Hello everyone, I am looking for the easiest way to subset a tibble by data from another tibble. Let me explain:
> Tibble_1
# A tibble: 10 x 5
Mushroom M_Nr color size surface
<chr> <chr> <chr> <dbl> <chr>
1 K570 12 brown 7 ABC
2 K570 18 brown 9 CDF
3 K570 33 brown 10 FDA
4 K830 1 brown 14 BCA
5 K830 23 brown 16 BBF
6 K830 44 brown 15 FCA
7 K830 45 brown 17 ABC
8 K830 48 brown 14 CDF
9 K480 7 brown 14 FDA
10 K480 34 brown 9 CDF
> Tibble_2
# A tibble: 10 x 2
size surface
<dbl> <chr>
1 24 ABC
2 9 CDF
3 8 CDF
4 12 FDA
5 13 FDA
6 15 FDA
7 17 ABC
8 12 FCA
9 14 FCA
10 9 CDF
I want to filter Tibble_1 to keep only the rows that have a combination of size and surface, that cannot be found in Tibble_2. For example, I want to keep row 1 of Tibble_1, because there is no combination of size = 7 and surface = ABC in Tibble_2. On the other hand, I do not want to keep row 2 of Tibble_1 because there is a row in Tibble_2 with the same combination of size and surface (in this case also row 2).

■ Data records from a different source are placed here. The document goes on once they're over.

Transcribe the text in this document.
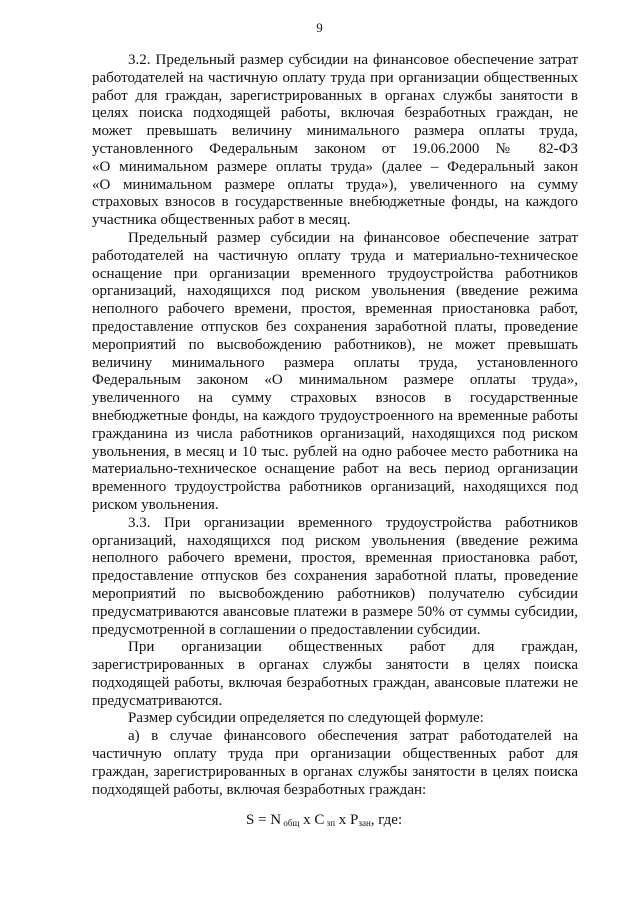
9
3.2. Предельный размер субсидии на финансовое обеспечение затрат
работодателей на частичную оплату труда при организации общественных
работ для граждан, зарегистрированных в органах службы занятости в
целях поиска подходящей работы, включая безработных граждан, не
может превышать величину минимального размера оплаты труда,
установленного Федеральным законом от 19.06.2000 № 82-ФЗ
«О минимальном размере оплаты труда» (далее – Федеральный закон
«О минимальном размере оплаты труда»), увеличенного на сумму
страховых взносов в государственные внебюджетные фонды, на каждого
участника общественных работ в месяц.
Предельный размер субсидии на финансовое обеспечение затрат
работодателей на частичную оплату труда и материально-техническое
оснащение при организации временного трудоустройства работников
организаций, находящихся под риском увольнения (введение режима
неполного рабочего времени, простоя, временная приостановка работ,
предоставление отпусков без сохранения заработной платы, проведение
мероприятий по высвобождению работников), не может превышать
величину минимального размера оплаты труда, установленного
Федеральным законом «О минимальном размере оплаты труда»,
увеличенного на сумму страховых взносов в государственные
внебюджетные фонды, на каждого трудоустроенного на временные работы
гражданина из числа работников организаций, находящихся под риском
увольнения, в месяц и 10 тыс. рублей на одно рабочее место работника на
материально-техническое оснащение работ на весь период организации
временного трудоустройства работников организаций, находящихся под
риском увольнения.
3.3. При организации временного трудоустройства работников
организаций, находящихся под риском увольнения (введение режима
неполного рабочего времени, простоя, временная приостановка работ,
предоставление отпусков без сохранения заработной платы, проведение
мероприятий по высвобождению работников) получателю субсидии
предусматриваются авансовые платежи в размере 50% от суммы субсидии,
предусмотренной в соглашении о предоставлении субсидии.
При организации общественных работ для граждан,
зарегистрированных в органах службы занятости в целях поиска
подходящей работы, включая безработных граждан, авансовые платежи не
предусматриваются.
Размер субсидии определяется по следующей формуле:
а) в случае финансового обеспечения затрат работодателей на
частичную оплату труда при организации общественных работ для
граждан, зарегистрированных в органах службы занятости в целях поиска
подходящей работы, включая безработных граждан:
S = N $_{общ}$ x C $_{зп}$ x $P_{зан}$, где:
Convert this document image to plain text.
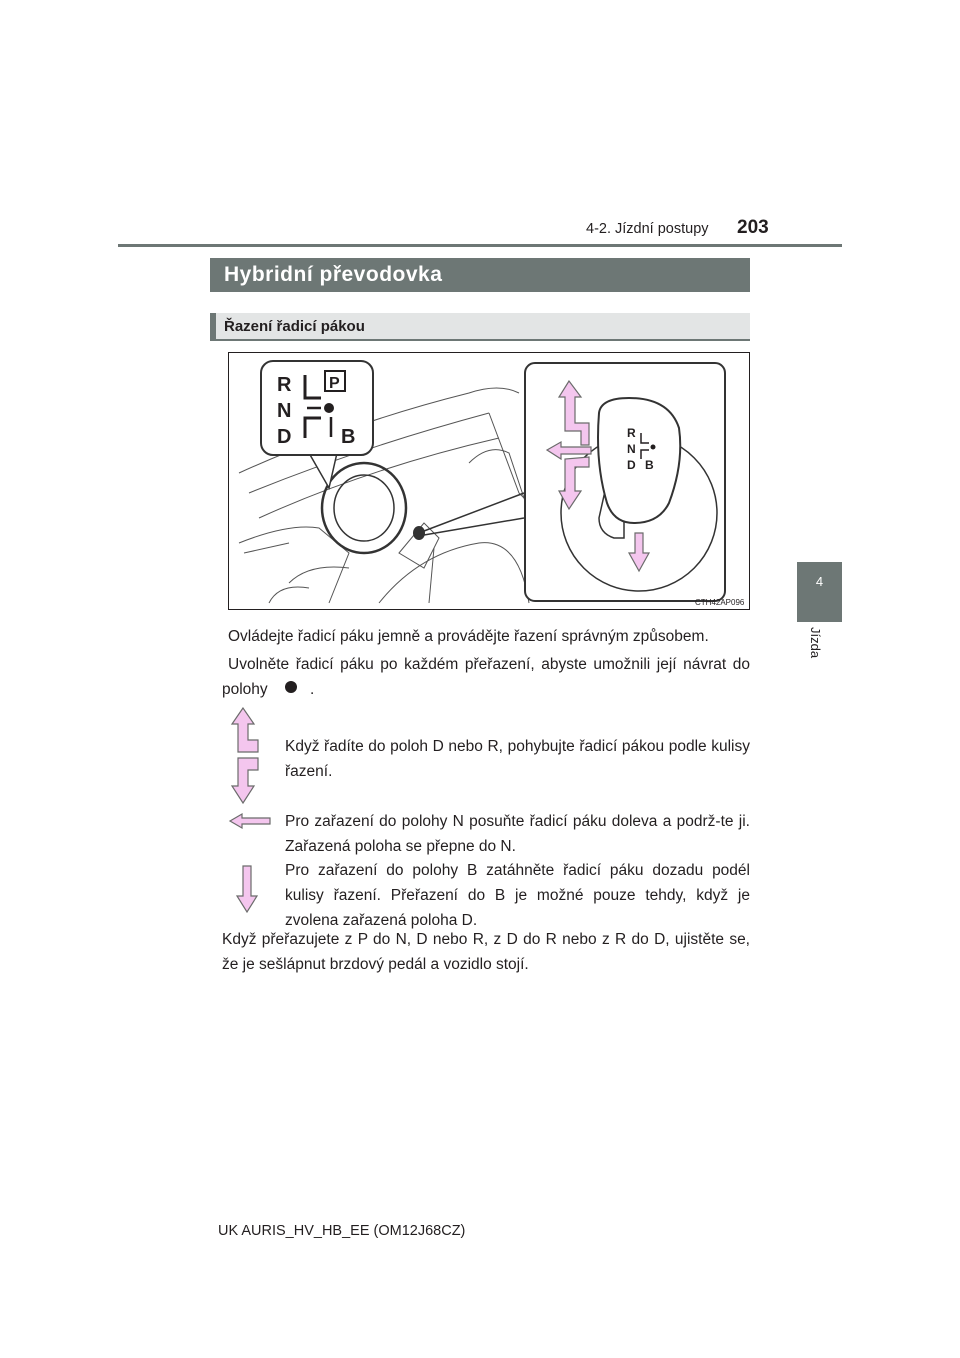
203
4-2. Jízdní postupy
4
Jízda
Hybridní převodovka
Řazení řadicí pákou
R P
N
D B	R
N
D B
CTH42AP096
Ovládejte řadicí páku jemně a provádějte řazení správným způsobem.
Uvolněte řadicí páku po každém přeřazení, abyste umožnili její návrat do polohy	.
Když řadíte do poloh D nebo R, pohybujte řadicí pákou podle kulisy řazení.
Pro zařazení do polohy N posuňte řadicí páku doleva a podrž-te ji. Zařazená poloha se přepne do N.
Pro zařazení do polohy B zatáhněte řadicí páku dozadu podél kulisy řazení. Přeřazení do B je možné pouze tehdy, když je zvolena zařazená poloha D.
Když přeřazujete z P do N, D nebo R, z D do R nebo z R do D, ujistěte se, že je sešlápnut brzdový pedál a vozidlo stojí.
UK AURIS_HV_HB_EE (OM12J68CZ)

I cannot filter for size and surface consecutively, because then I would lose some rows that I actually want to keep. (E.g. if I filter for size first, I would lose row 9 in Tibble_1, even though there is no size = 14/surface = FDA in Tibble_2)
I am mostly working with tidyverse packages, so I would be happy to find a solution within the functions of these packages. Can someone help me?
Thanks a lot!
Just make a new column and filter rows based on it.